Servidores e promotores
Durante o biênio 2024-2026, o MPAM ampliou o quadro de promotores e servidores. Até julho deste ano, 16 novos promotores haviam tomado posse: cinco em julho de 2025, cinco em março de 2026 e seis em julho de 2026.
O quadro de servidores também foi recomposto após concurso público realizado em 2024, que teve mais de 35 mil inscritos. Foram 10 posses em 2025 e outras 13 em 2026, totalizando 23 novos servidores no período.
Novas promotorias
A estrutura do MPAM também foi ampliada durante o mandato. Na área de enfrentamento à violência contra a mulher, foram instaladas cinco novas Promotorias de Justiça da Capital, vinculadas aos Juizados de Violência Doméstica e Familiar contra a Mulher.
Também foram aprovadas duas novas Promotorias de Justiça voltadas à Infância e Juventude Cível em Manaus.
Outra mudança foi a criação do Grupo de Atuação Especializada em Meio Ambiente e Urbanismo (Gaema), proposta aprovada pela Assembleia Legislativa do Amazonas em abril de 2026.
Em junho, o MPAM instituiu ainda o Centro de Apoio Operacional de Governança Informacional, Transformação Digital e Gestão de Dados (CAO-GID), voltado ao uso de dados, inteligência artificial e ferramentas de apoio à atuação institucional.
Estrutura
Entre as ações do período está a inauguração, em 2025, da Casa da Cidadania e Justiça Social Dr.
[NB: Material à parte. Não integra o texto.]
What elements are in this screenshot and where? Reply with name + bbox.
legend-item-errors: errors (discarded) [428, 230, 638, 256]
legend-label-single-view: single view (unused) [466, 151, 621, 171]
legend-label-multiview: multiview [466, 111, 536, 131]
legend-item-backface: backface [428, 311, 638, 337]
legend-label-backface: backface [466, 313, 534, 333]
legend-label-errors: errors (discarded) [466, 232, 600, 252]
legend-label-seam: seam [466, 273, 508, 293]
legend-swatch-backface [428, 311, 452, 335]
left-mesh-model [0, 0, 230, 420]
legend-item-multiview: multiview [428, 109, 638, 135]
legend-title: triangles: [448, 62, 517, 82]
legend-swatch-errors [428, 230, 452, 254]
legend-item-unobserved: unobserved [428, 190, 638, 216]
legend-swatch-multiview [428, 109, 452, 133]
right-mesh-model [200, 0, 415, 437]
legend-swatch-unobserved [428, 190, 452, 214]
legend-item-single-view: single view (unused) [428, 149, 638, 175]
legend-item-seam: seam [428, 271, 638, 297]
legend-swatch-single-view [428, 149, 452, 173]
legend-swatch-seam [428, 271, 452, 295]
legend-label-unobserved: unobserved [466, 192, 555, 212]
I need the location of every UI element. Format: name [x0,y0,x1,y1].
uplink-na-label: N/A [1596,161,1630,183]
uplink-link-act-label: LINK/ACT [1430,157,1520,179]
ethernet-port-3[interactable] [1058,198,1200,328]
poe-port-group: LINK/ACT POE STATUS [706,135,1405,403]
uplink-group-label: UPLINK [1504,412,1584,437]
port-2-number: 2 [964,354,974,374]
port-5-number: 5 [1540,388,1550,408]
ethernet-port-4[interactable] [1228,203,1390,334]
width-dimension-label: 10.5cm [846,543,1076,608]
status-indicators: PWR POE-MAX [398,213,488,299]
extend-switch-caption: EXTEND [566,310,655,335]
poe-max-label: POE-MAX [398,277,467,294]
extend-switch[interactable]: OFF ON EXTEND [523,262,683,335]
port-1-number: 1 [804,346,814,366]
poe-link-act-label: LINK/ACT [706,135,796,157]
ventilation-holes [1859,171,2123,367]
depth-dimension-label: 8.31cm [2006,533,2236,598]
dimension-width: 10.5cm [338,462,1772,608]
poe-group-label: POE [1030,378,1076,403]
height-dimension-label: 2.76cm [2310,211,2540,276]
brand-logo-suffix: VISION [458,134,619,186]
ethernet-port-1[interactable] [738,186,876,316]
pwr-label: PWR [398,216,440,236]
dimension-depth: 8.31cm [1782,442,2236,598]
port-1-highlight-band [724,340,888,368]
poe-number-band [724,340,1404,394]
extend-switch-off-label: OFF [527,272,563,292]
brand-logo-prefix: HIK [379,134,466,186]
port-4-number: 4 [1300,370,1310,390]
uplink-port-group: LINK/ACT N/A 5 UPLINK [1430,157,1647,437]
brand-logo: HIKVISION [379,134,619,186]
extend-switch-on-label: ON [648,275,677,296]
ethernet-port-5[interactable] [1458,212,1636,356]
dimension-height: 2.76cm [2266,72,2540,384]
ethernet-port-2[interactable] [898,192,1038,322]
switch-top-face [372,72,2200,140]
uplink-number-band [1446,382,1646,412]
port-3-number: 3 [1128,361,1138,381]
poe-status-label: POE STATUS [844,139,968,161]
Evandro Paes de Farias, na Avenida Djalma Batista, em Manaus. O espaço reúne 15 Promotorias de Justiça de áreas como saúde, educação, direitos humanos, defesa do consumidor e proteção de pessoas vulneráveis.
O MPAM também iniciou a construção de uma nova sede com capacidade para concentrar até 140 Promotorias de Justiça da capital. Segundo a instituição, o projeto poderá gerar economia de até R$ 10 milhões por ano.
No interior, foram entregues novas sedes em Beruri, Iranduba, Careiro, Novo Aripuanã e Itapiranga.
Tecnologia
Na área tecnológica, o MPAM aderiu ao Sistema Athenas, plataforma com 52 módulos para integrar processos administrativos e operacionais.
Outro projeto é o Vitória, desenvolvido pelo Laboratório de Inovação do MP (IMPACTALAB). A ferramenta utiliza inteligência artificial para auxiliar na análise de processos, triagem, produção de resumos, consultas e elaboração de peças.